Stories
Stories
Mastering the Competition — Michael E. Porter (MBA 1971)
Even while he was growing up, Michael Porter, the School's C. Roland Christensen Professor of Business Administration, knew a thing or two about the world. The son of a career Army officer, he lived in many places in this country and abroad. Sports introduced him to competition. In high school in New Jersey, Porter earned all-state honors in football and baseball. He also taught himself golf well enough to eventually win a place on the 1968 NCAA All-American golf team while an undergraduate at Princeton, where he also earned academic honors in aerospace and mechanical engineering.
"My father's travels provided me with a broadening experience," says Porter, at ease between sips from a can of diet soda, "and athletics offered an outlet for competing while exposing me to the importance of self-discipline and thorough preparation."
These experiences helped set the stage for Porter's sparkling academic career. The author of classics such as Competitive Strategy, Competitive Advantage, and The Competitive Advantage of Nations, he is widely regarded as the world's leading expert on competitive strategy for corporations and countries.
"I'm currently dealing with five projects simultaneously. I carry a part of each one in my bag."
"I like to take on large, complex problems and establish frameworks that help people cut through them without oversimplifying," Porter says.
His bulging briefcase nearby is a reminder of his prodigious capacity for work. "I'm currently dealing with five projects simultaneously," he explains. "I carry a part of each one in my bag, so that I can go back and forth between them."

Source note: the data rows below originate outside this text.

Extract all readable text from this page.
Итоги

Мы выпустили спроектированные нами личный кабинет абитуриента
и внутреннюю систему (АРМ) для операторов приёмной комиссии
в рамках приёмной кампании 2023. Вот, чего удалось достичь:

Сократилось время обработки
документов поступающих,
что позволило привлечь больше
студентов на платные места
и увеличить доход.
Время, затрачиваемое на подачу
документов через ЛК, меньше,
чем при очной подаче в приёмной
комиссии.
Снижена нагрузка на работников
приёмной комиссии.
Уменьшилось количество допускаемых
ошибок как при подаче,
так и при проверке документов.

Porter's schedule outside of research and writing is no less full. During a typically hectic month last spring, he taught in three HBS executive education programs, gave several presentations to alumni, and spent a day each in Nicaragua and Costa Rica leading an effort to create an economic vision for Central America involving the seven heads of state from the region.
"I care about changing both how people think and how they behave," says Porter. "I'm pleased when my work is used by other academicians. But I feel equally satisfied when people tell me my ideas made a difference in their companies or countries."
Joining the HBS faculty in 1973 after earning a Harvard Ph.D. in business economics in just two years, Porter devoted the next decade to developing the seminal ideas that remain the cornerstone of his life as a professor. His marriage in 1985, however, led to some changes in perspective. "My wife, Deborah, expanded my horizons in many ways, but one of the most important was in service to the community -- an outlook that was an integral part of her upbringing," Porter explains. Inspired to a large degree by her work as the founder of a program for disadvantaged Boston youth, Porter created a new model for fostering economic development in inner cities. One result of his research was the establishment two years ago of the Initiative for a Competitive Inner City, a national nonprofit organization dedicated to putting Porter's model into practice.
Now the father of two daughters, Ilana, nine, and Sonia, seven, Porter abides by strict rules that reserve time for family activities. "I've eliminated most of my overnight trips," he notes, "and I try to arrive home on weeknights in time for dinner." His involvement in athletics these days is limited to running four to five miles on weekends and watching his daughters' soccer games. "I won't be able to give them any coaching tips, though," Porter laughs, "until they play baseball."